Although sales have picked up in the second half of 2019, IDC says full-year results should still be off 2.2% from the year before. In 2020, smartphone sales are expected to rise 1.6%, largely because of marketing new 5G phones.
Sangeetika Srivastava a senior research analyst for the IDC, says the forecast is slightly unclear. “The global smartphone market and relevant supply chains remain uncertain, largely due to fluctuations in U.S-China trade negotiations, making future planning even more challenging than normal," she notes in the report.
But she says the last part of 2019 should see aggressive marketing to clear out inventory and “get consumers excited about the next wave of smartphone technology.”
That means 5G technology.
Introduced this year, 5G smartphones interest only early adopters at this point, but IDC expects that next year things should take off, with 5G smartphones projected to make up 8.9% of all smartphones sold in 2020 -- for a total of 123.5 million devices.
By 2023, IDC says 5G phones should command 28.1% of the smartphone market worldwide.
Separately, the Consumer Technology Association trade group says an estimated 38% of U.S. households intend to purchase a smartphone in the next 12 months. It says 91% of all U.S. homes have a smartphone.
"The anticipation of 5G, beginning with smartphones, has been building for quite some time but the challenges within the smartphone market over the past three years have magnified that anticipation," said Ryan Reith, program vice president with IDC's Worldwide Mobile Device Trackers, in a statement. "To be clear, we don't think 5G will be the savior in smartphones, but we do see it as a critical evolution in mobile technology. We expect the 5G ramp on smartphones to be more subtle than what we saw with 4G, but that is primarily because we are in a much different market today” — not only in the U.S. but in Western Europe and China.
Smartphone sales began to slump a few years ago when consumers began to conclude that additional features in new phone models were not worth the hassle or the money. In January 2019, CEO Tim Cook wrote a letter to investors warning it was lowering its revenue projections for the holiday season quarter that had just ended, again, because of softer-than-expected iPhone sales and other factors.

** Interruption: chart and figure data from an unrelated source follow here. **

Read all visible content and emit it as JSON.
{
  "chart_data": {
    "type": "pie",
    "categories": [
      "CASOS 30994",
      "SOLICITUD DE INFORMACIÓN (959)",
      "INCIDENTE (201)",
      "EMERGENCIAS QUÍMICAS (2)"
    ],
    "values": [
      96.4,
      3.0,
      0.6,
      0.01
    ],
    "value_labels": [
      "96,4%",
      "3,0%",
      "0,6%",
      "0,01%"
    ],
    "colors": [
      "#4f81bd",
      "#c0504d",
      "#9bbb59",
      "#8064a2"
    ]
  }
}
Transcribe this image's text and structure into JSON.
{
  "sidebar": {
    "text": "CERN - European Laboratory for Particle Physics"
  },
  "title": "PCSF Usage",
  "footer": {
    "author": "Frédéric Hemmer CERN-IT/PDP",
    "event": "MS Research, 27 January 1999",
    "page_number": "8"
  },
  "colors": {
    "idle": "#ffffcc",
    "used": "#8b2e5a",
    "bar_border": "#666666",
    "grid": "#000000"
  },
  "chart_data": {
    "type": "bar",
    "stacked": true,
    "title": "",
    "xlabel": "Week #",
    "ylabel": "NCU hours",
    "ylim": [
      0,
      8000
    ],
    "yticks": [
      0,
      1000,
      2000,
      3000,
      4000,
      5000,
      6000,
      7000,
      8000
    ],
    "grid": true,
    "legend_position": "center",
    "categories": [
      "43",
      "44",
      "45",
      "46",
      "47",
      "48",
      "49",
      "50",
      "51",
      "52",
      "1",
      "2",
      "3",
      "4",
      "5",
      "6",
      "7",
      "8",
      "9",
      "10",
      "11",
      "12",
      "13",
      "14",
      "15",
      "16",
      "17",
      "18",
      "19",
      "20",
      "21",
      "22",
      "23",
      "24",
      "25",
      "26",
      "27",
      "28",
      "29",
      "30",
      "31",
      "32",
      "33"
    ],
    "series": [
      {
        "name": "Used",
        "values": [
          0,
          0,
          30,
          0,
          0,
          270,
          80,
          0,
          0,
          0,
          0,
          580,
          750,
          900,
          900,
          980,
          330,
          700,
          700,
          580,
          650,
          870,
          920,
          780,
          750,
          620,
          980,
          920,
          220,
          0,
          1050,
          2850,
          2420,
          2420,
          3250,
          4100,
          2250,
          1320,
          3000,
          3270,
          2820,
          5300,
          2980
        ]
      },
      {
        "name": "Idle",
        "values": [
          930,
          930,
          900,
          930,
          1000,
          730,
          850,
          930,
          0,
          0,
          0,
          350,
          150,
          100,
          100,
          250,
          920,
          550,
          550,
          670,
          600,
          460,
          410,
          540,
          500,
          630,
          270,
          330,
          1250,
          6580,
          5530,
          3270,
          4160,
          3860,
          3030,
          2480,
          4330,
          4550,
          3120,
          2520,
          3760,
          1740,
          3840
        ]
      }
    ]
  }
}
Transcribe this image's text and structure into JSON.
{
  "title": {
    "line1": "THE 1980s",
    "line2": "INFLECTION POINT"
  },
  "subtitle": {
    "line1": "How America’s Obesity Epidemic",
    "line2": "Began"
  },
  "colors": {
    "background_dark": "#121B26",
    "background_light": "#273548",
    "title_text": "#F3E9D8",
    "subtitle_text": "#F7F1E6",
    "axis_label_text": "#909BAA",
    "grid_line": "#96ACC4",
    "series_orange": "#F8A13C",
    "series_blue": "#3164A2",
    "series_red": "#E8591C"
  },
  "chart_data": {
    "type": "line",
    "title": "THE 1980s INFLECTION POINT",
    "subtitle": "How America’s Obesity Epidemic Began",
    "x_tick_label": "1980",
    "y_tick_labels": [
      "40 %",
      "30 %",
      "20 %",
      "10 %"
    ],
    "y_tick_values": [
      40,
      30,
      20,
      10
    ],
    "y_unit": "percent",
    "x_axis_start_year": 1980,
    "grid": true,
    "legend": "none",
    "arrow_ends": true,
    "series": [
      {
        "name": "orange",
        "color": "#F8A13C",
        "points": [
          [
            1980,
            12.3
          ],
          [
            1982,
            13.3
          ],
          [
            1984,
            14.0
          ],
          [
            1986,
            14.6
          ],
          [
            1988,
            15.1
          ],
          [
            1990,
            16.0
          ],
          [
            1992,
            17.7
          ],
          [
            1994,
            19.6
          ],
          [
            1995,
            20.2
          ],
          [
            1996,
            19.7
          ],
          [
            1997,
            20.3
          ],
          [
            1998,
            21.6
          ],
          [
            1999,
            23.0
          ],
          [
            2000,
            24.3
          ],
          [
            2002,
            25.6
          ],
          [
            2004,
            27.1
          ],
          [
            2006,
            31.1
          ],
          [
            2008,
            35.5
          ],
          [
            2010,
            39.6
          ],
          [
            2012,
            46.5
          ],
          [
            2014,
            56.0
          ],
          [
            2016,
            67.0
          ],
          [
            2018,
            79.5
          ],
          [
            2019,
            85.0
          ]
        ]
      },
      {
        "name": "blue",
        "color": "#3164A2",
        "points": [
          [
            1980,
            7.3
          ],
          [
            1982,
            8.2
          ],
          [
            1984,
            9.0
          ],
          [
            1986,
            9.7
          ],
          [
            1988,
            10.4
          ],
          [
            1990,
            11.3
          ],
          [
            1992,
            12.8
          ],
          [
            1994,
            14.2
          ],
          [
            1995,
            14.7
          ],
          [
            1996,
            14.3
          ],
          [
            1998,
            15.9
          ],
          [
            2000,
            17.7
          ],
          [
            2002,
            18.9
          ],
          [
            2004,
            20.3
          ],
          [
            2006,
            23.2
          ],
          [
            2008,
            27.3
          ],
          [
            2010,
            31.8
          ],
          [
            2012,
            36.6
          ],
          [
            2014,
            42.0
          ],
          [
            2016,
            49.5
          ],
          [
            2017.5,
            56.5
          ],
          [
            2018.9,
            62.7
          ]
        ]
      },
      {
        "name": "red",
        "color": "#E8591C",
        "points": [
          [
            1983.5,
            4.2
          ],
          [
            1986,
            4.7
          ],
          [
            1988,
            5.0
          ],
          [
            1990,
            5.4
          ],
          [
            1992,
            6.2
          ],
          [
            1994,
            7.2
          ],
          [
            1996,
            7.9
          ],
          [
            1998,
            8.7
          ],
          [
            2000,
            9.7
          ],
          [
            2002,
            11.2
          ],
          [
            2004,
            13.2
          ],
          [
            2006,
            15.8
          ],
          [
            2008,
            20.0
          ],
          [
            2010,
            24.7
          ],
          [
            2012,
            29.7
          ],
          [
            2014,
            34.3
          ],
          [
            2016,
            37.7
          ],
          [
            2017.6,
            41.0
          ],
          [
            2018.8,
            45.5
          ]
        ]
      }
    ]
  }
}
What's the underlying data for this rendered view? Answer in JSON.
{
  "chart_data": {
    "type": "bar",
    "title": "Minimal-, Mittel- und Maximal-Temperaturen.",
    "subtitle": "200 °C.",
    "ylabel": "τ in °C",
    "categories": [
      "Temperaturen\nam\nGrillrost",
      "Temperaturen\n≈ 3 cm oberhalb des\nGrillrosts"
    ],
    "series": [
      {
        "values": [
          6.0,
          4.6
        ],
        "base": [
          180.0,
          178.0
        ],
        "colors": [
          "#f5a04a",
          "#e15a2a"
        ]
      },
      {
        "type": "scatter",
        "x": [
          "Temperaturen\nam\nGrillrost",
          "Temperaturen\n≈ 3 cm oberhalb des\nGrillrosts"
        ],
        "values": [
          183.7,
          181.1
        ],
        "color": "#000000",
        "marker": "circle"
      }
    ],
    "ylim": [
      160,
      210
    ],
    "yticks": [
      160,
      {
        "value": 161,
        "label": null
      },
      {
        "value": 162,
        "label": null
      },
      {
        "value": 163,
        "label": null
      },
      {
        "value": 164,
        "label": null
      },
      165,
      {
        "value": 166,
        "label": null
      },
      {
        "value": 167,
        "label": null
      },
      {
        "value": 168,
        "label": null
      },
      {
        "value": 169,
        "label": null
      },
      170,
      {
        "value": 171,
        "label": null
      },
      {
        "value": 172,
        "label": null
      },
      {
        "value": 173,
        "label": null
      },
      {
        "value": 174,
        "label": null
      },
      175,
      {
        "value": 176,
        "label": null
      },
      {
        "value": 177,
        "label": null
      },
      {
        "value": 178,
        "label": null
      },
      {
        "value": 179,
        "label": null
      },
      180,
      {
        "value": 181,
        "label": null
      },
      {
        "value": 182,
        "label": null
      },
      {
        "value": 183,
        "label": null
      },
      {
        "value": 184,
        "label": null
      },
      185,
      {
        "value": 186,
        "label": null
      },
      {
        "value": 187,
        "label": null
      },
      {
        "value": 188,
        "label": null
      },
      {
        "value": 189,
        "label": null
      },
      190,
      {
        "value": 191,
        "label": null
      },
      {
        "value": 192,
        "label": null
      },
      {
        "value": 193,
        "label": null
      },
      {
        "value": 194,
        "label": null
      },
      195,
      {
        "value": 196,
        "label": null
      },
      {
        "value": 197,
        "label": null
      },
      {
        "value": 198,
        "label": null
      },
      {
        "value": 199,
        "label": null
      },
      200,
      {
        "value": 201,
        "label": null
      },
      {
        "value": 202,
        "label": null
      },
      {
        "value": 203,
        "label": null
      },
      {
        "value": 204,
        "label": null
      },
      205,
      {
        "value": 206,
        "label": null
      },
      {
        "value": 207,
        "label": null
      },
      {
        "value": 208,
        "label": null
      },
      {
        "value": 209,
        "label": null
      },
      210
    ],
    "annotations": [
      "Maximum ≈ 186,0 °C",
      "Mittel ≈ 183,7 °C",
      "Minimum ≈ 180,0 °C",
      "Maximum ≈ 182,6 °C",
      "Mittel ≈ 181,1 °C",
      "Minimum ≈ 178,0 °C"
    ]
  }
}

Now, IDC says, “2019 will remain a challenging year for iPhone shipments, with volumes expected to drop to 177.9 million, down 14.8% year over year, mostly due to market maturity as well as a lack of 5G devices. However, Apple is likely to deliver 5G handsets later in 2020, which will pick up iOS volumes slightly.” And IDC says that because Apple is holding off on those 5G models as other companies launch theirs, it will benefit from the ability to observe and react to real-life market conditions.
IDC predicts that Android's smartphone share will increase to 87.0% in 2019 from 85.1% in 2018, mostly due to 5G launches and “expedited inventory cleanup of older devices.”